El vuelo del ruiseñor

Seguía sintiéndose pequeño, pero no tanto como cuando tenía diez y su padre, señor de un peñasco, recibió el gran honor de Lord Hoster Tully como agradecimiento a sus servicios prestados durante la Rebelión. Le habían apartado de su familia y entregado a Aguas Dulces, y nunca se arrepentiría.

No, porque ahí había empezado su vida. Desde ese instante supo que nunca más volvería a sentirse humillado o despreciado por ser tan pequeño y de tan baja extracción. Con sus propias manos se había abierto camino entre esa maraña de hilos cortesanos, hasta convertirse en alguien importante, en un miembro de la corte real. Hasta ser imprescindible, irreemplazable.

Sí, ese crío pequeño y sin talento para luchar se había convertido en todo un señor, orgulloso y taimado, pero agradecido. Sabía cuál era su sitio y a dónde quería llegar, y cómo usar las piezas del tablero, hacerlas bailar sin que supieran que él las movía. Sabía ser amable y cortés, todas sonrisas y palabras dulces, pero capaz de clavar un puñal en la oscuridad. El conocimiento era su poder.

Hubo una vez en la que todo lo que había querido era el amor, una doncella que le quisiese a él, que desafiase a sus padres por amarle, que luchase por tener su mano, como había hecho él. Pero sólo había recibido reproches y rechazos, además de unas aparatosas cicatrices que aún le dolían más allá del corazón. Había sufrido y había llorado, le habían arrebatado aquello que más deseaba, pero algún día se alzaría, más alto, más fuerte, más poderoso, por encima de aquellos que le habían humillado, para reclamar su premio. Y nunca le había importado el precio.

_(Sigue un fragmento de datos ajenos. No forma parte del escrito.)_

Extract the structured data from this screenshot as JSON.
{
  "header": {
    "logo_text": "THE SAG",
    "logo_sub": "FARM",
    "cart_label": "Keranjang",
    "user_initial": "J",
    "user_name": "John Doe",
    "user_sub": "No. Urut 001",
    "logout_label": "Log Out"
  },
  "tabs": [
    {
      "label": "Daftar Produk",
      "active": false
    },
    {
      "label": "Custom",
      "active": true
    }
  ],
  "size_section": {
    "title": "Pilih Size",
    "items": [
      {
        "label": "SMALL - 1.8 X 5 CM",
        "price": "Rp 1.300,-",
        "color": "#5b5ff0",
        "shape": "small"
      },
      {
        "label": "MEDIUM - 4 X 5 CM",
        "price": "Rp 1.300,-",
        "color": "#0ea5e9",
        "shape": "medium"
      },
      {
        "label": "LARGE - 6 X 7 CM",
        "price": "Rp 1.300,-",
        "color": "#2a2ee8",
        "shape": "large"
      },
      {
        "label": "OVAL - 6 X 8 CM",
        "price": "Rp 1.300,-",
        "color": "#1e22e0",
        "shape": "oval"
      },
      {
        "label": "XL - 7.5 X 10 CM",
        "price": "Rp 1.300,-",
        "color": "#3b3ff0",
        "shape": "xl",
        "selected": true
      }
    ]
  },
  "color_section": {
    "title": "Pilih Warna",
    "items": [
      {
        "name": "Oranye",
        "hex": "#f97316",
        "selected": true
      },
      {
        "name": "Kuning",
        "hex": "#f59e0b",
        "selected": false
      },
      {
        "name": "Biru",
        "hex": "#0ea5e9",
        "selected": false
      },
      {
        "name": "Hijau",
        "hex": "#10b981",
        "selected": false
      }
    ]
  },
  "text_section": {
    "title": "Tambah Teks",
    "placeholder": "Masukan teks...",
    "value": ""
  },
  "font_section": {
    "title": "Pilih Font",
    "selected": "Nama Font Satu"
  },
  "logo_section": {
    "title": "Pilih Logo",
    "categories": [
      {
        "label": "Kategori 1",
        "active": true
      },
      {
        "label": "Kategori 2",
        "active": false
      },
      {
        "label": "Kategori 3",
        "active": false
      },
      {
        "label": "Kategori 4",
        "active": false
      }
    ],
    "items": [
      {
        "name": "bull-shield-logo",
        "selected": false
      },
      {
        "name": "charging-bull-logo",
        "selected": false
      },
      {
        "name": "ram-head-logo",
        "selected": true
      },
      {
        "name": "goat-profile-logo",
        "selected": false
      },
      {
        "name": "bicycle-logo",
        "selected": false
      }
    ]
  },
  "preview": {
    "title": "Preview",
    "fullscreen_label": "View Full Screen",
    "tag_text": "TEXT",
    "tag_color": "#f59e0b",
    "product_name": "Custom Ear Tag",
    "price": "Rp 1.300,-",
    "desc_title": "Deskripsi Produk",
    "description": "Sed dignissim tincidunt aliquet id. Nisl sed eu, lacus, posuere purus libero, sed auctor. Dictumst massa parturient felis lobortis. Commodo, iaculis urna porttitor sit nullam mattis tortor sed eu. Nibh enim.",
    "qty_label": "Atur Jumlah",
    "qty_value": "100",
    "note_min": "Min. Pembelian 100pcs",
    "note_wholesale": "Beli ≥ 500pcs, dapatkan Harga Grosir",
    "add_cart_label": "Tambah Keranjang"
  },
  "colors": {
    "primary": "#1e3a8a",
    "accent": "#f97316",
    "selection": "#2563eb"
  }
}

Sentado en el trono del Nido de Águilas, contemplaba la imagen de quien nunca podría tener, un reflejo desvaído, pero aún vivo, aún tierno y cálido, reconfortante. Sí, había logrado títulos, tierras y castillos, pero la había perdido a ella, a su amor. Pero se había hecho con algo aún mejor. Más joven y más hermosa, inocente y desamparada, sólo para él. Y lo sabía, no tenía lugar al que ir, pero él la cuidaría, y algún día, lejano aún, se alzaría con su recompensa, más alto que ningún otro señor, más alto que el vuelo de un ruiseñor.